Sicuramente una scelta azzeccata oltre che inaspettata.

Insomma: i miei augurio ed auspicio sono che Marco si dia subito da fare per produrre qualcosa di nuovo, altrimenti sarebbe un talento
sprecato.

Anonymous said...

Ho trovato valide ed intense queste pagine, lucida impronta di riflessioni e vita vissuta, nonostante alcune parti risultino anche a me troppo tecniche e un po’ slegate dal contesto.
Tuttavia l’autore riesce ottimamente nel proposito di descrivere il valore della vita pur nella differenza, anzi, proprio da questa esaltato.
Le esperienze degli adulti protagonisti, intrecciate alle problematiche, quando non decisamente dolorose, esistenze dei loro figli insegnano meglio di tante altre parole sull’argomento l’importanza di costanza, amore e solidarietà, ma anche del potere dell’allegria e del mantenere intatta la leggerezza e la gioia di vivere pur nella sofferenza.

Anonymous said...

Marco magnifico!
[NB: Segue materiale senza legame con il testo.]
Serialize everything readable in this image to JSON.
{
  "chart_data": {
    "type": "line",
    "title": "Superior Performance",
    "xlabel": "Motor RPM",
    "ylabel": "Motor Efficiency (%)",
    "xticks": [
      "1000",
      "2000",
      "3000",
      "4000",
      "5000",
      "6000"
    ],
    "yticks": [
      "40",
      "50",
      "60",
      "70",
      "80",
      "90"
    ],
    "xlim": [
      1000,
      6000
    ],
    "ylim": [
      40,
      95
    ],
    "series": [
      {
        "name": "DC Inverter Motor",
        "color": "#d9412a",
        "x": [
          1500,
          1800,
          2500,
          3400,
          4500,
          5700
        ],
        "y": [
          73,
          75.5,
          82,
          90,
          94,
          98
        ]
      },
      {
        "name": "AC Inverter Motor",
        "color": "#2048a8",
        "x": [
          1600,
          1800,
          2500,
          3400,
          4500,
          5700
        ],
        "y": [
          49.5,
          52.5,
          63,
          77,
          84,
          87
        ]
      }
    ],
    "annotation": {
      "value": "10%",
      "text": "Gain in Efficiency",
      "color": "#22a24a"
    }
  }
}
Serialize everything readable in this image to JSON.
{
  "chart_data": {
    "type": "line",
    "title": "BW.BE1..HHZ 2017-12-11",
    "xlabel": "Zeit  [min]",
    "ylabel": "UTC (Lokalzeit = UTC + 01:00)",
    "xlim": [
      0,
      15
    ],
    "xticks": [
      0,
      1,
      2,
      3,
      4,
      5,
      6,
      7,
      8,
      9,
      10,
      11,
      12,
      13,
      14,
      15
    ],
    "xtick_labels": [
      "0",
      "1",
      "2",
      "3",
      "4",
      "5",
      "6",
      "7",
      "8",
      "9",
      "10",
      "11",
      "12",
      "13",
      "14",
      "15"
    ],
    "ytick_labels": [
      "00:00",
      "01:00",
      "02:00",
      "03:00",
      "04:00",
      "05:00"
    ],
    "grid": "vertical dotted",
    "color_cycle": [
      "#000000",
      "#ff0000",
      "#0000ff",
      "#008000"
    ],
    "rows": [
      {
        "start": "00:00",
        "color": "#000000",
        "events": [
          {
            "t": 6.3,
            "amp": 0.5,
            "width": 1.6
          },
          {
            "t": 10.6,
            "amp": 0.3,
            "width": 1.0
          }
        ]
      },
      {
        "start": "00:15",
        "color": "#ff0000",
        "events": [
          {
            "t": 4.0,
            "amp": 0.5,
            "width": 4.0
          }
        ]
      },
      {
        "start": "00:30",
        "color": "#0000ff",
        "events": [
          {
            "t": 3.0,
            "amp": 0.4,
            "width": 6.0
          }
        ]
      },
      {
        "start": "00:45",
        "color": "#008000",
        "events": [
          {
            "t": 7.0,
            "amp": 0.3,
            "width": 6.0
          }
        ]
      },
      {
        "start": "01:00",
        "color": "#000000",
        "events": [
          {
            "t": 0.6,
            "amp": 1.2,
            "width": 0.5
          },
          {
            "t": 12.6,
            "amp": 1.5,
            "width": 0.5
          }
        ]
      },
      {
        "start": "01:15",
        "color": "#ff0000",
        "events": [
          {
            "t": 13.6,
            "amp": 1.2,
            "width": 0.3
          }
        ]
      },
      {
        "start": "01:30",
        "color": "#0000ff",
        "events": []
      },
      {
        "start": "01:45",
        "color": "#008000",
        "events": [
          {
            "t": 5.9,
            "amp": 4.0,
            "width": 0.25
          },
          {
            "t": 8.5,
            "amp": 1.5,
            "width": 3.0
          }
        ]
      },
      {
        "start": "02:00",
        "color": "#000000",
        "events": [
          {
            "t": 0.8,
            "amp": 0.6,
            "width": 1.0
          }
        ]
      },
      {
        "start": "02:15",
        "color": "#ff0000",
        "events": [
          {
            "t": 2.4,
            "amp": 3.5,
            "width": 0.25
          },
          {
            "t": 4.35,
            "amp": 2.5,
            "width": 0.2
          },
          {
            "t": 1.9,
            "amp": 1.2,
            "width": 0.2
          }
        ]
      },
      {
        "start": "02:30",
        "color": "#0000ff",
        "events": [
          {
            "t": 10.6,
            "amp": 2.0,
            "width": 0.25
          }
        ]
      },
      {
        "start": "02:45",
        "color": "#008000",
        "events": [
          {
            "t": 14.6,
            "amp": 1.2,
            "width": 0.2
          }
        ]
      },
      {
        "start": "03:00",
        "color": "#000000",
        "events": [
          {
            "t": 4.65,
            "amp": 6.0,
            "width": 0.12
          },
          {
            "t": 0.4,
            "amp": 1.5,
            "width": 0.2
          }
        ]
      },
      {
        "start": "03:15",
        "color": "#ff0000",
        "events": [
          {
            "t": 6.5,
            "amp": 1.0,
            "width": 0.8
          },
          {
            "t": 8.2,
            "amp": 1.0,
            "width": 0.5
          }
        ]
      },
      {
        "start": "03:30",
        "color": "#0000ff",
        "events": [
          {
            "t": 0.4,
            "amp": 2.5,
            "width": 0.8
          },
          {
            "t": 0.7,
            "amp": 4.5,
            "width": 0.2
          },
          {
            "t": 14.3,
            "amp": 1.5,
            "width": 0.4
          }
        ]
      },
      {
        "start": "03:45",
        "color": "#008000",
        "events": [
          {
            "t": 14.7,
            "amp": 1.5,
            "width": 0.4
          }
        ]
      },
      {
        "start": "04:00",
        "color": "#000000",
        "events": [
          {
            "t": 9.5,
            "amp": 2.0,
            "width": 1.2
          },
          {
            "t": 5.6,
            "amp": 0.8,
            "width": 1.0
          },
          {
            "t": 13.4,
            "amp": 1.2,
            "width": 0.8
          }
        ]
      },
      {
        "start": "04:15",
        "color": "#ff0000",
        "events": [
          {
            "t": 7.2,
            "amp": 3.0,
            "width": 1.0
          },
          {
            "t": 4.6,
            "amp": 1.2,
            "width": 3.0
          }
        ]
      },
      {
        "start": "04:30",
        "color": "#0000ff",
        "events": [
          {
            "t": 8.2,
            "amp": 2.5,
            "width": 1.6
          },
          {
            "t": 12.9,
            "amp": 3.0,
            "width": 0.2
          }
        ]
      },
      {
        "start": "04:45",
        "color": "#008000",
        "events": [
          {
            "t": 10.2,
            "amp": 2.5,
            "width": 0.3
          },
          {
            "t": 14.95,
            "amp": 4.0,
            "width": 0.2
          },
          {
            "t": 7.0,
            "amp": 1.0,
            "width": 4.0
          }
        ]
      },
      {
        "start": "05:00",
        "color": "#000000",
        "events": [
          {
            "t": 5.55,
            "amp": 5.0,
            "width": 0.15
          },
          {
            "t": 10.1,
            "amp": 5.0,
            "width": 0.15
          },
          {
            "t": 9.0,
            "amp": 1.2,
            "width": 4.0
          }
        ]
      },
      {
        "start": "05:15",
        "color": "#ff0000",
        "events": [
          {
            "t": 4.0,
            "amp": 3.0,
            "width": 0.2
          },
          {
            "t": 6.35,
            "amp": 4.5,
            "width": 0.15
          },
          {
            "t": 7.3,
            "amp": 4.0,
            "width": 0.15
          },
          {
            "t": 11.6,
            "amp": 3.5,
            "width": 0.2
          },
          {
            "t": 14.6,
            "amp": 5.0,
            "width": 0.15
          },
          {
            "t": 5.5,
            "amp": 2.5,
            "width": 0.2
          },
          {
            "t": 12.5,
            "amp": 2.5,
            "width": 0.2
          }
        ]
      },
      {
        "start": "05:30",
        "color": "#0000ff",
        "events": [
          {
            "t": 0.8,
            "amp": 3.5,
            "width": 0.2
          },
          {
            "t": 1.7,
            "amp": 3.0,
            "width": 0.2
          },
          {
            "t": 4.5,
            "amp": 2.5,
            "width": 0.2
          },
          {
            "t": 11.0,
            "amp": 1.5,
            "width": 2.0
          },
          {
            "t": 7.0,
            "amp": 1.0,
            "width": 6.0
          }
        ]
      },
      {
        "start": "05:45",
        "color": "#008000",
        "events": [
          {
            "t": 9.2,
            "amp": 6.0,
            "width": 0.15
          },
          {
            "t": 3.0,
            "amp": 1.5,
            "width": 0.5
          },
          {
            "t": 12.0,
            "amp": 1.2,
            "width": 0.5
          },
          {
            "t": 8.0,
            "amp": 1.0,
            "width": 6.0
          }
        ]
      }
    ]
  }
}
Il libro è magnifico! Il finale è molto commovente.

Anonymous said...

E' un libro che mi ha colpito molto, parla in maniera delicata di grandi e drammatici difficoltà. L'unica parte un po' complicata per me è stato il parallelo tra biologia/economia.

grazie di averne fatto un ring. l'ho apprezzato molto

Anonymous said...

Buon libro.
Tratta con delicatezza argomenti difficili da affrontare. Non ho apprezzato molto i frequenti riferimenti ad altri libri e frammenti dei medesimi riportati nel testo.